今回は国道7号線が国道1号線と合流する町、ハンガリー語でSzászsebes (サース・シュベシュ、
ルーマニア語でSebes ) にある教会を訪ねる。 Szászsebes は Fehér 県の自治都市であって
人口は、24,165 人(2011年)であり、ルーマニア人が 22,551 人 (93.3%)、ハンガリー人が
131人(0.5%) である。
この地には、昔からルーマニア人が住んでいたが、実際に町作りをしたのは、ドイツから移住してきた
ゼクセン(ドイツ東部地方)人であった。 しかし、ドイツ人も 261人(1.1%) と非常に少なくなっている。
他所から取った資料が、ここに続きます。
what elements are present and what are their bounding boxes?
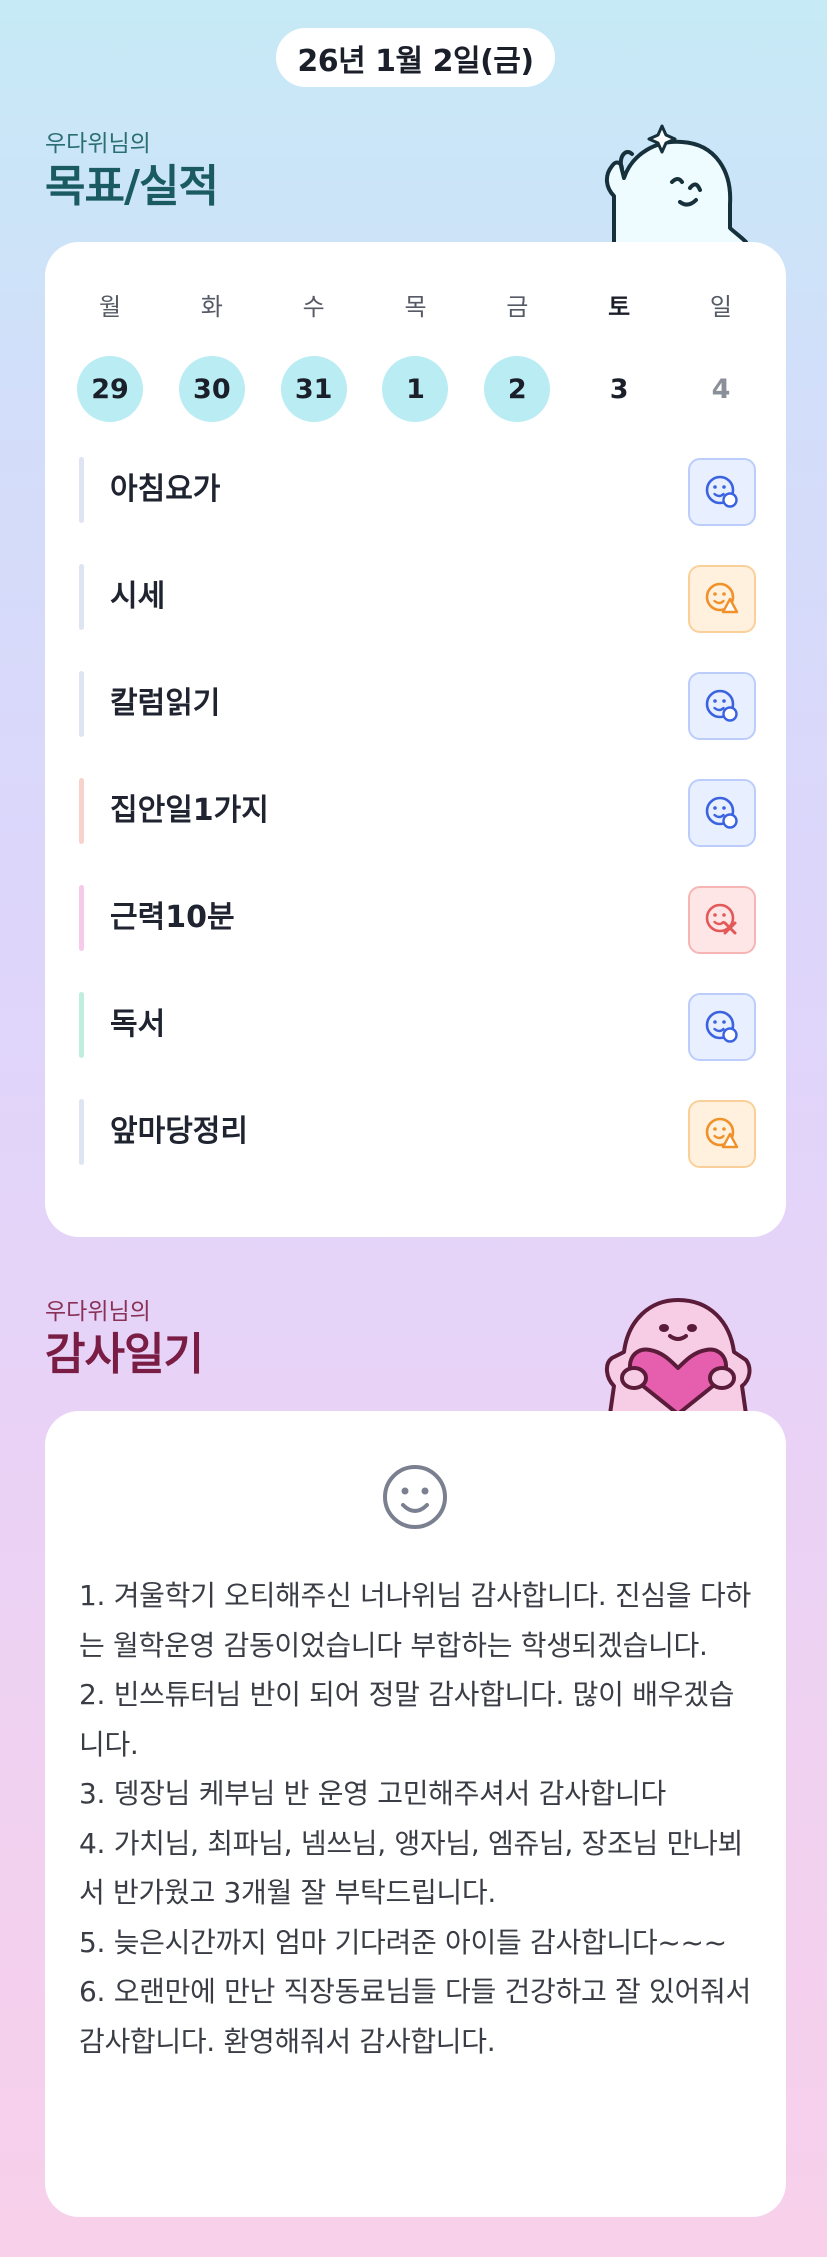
goal-color-bar [79,671,84,737]
goal-color-bar [79,992,84,1058]
diary-text: 1. 겨울학기 오티해주신 너나위님 감사합니다. 진심을 다하는 월학운영 감… [79,1579,751,2058]
diary-title: 감사일기 [45,1329,204,1380]
calendar-date[interactable]: 4 [686,356,756,422]
goal-color-bar [79,457,84,523]
weekday-label: 월 [98,293,122,321]
smile-check-icon[interactable] [688,672,756,740]
goal-name: 칼럼읽기 [110,686,221,721]
goal-list: 아침요가시세칼럼읽기집안일1가지근력10분독서앞마당정리 [79,457,756,1206]
weekday-label: 일 [709,293,733,321]
goals-card: 월 화 수 목 금 토 일 29 30 31 1 2 3 4 아침요가시세칼럼읽기집안일1가지근력10분… [45,242,786,1237]
goal-color-bar [79,885,84,951]
heart-ghost-mascot-icon [605,1298,752,1414]
calendar-date[interactable]: 3 [584,356,654,422]
date-selector[interactable]: 26년 1월 2일(금) [276,28,555,87]
smile-warning-icon[interactable] [688,1100,756,1168]
calendar-date[interactable]: 31 [280,356,347,422]
calendar-date[interactable]: 30 [178,356,245,422]
smile-check-icon[interactable] [688,993,756,1061]
goal-item[interactable]: 칼럼읽기 [79,671,756,740]
goal-name: 근력10분 [110,900,235,935]
goal-color-bar [79,778,84,844]
goal-item[interactable]: 앞마당정리 [79,1099,756,1168]
goal-name: 집안일1가지 [110,793,269,828]
calendar-date[interactable]: 29 [77,356,143,422]
goal-name: 앞마당정리 [110,1114,248,1149]
goal-name: 시세 [110,579,166,614]
weekday-label: 금 [506,293,529,321]
weekday-label: 토 [608,293,631,321]
weekday-label: 목 [404,293,427,321]
goal-item[interactable]: 독서 [79,992,756,1061]
weekday-label: 화 [200,293,223,321]
goal-item[interactable]: 집안일1가지 [79,778,756,847]
smile-check-icon[interactable] [688,779,756,847]
calendar-date[interactable]: 1 [382,356,449,422]
goals-title: 목표/실적 [45,161,219,212]
goal-color-bar [79,1099,84,1165]
smile-warning-icon[interactable] [688,565,756,633]
diary-card: 1. 겨울학기 오티해주신 너나위님 감사합니다. 진심을 다하는 월학운영 감… [45,1411,786,2217]
goal-item[interactable]: 아침요가 [79,457,756,526]
goal-name: 아침요가 [110,472,221,507]
smile-face-icon [383,1465,447,1529]
ghost-mascot-icon [605,124,748,246]
goal-item[interactable]: 시세 [79,564,756,633]
goal-item[interactable]: 근력10분 [79,885,756,954]
smile-check-icon[interactable] [688,458,756,526]
weekday-label: 수 [302,293,325,321]
week-calendar: 월 화 수 목 금 토 일 29 30 31 1 2 3 4 [75,287,756,422]
calendar-date[interactable]: 2 [484,356,551,422]
smile-x-icon[interactable] [688,886,756,954]
goal-name: 독서 [110,1007,166,1042]
goal-color-bar [79,564,84,630]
その後、12世紀の半ばに、ハンガリー王国の領地となり、中世のトランシルバニアにおける重要な町
となった。 町の周りに壁を巡らし、タタール人からの侵略(1241~1242年)に備え、堅牢なものに
したが、1438年にオスマン・トルコ軍に占領されてしまった。
トランシルバニアの隊長サボヤイ・ヤーノシはハンガリー軍を率い、ハプスブルグのオーストリア軍と
オスマン・トルコ軍との狭間で奮闘したが、1540年に、ここで最期を遂げた。
<百八十六番札所; Szászsebes evangélikus (サース・シェベシュ)ルター派教会>
教会は、13世紀初めに3層内陣、バジリカタイプのロマネスク様式で建てられた。 しかし、2つの
塔は、タタール人の襲撃によって破壊されてしまったので、1250年には、ロマネスク様式の西側単塔で、
内陣はゴシック様式で再建された。 1360年にはその内陣を3層構造に拡張した。
1400年頃に、教会の北隣にヤコブ礼拝堂を建てた。
1518年に、ハンガリー王ライヨシⅡ世より家紋入りの大きく、豪華な翼型祭壇を寄贈された。 必見の
遺物であったが、残念ながら拝観出来ず、教会は外観のみであった。
南東からの教会外観
南門(後期ゴシック様式) 門脇には、三つ葉模様の壁ガンがある。 内には
彫像の頭部が見える。
塔(西側) 西門(ロマネスク様式、南門との対比は興味深い)
北西からの教会外観
東側からの外観(祭壇側) 控え壁に飾られた彫像とゴシックの窓が上手く調和。
控え壁の彫像の数々
三つ葉模様の壁ガン(内部に彫像が埋め込まれている)
教会北隣のヤコブ礼拝堂(1400年頃の建立)
礼拝堂内部 教会の祭壇(ハンガリー王の家紋入り、カタログより)
これで、「Szászsebes (サースシュベシュ) トランシルバニアの教会」は、お終いです。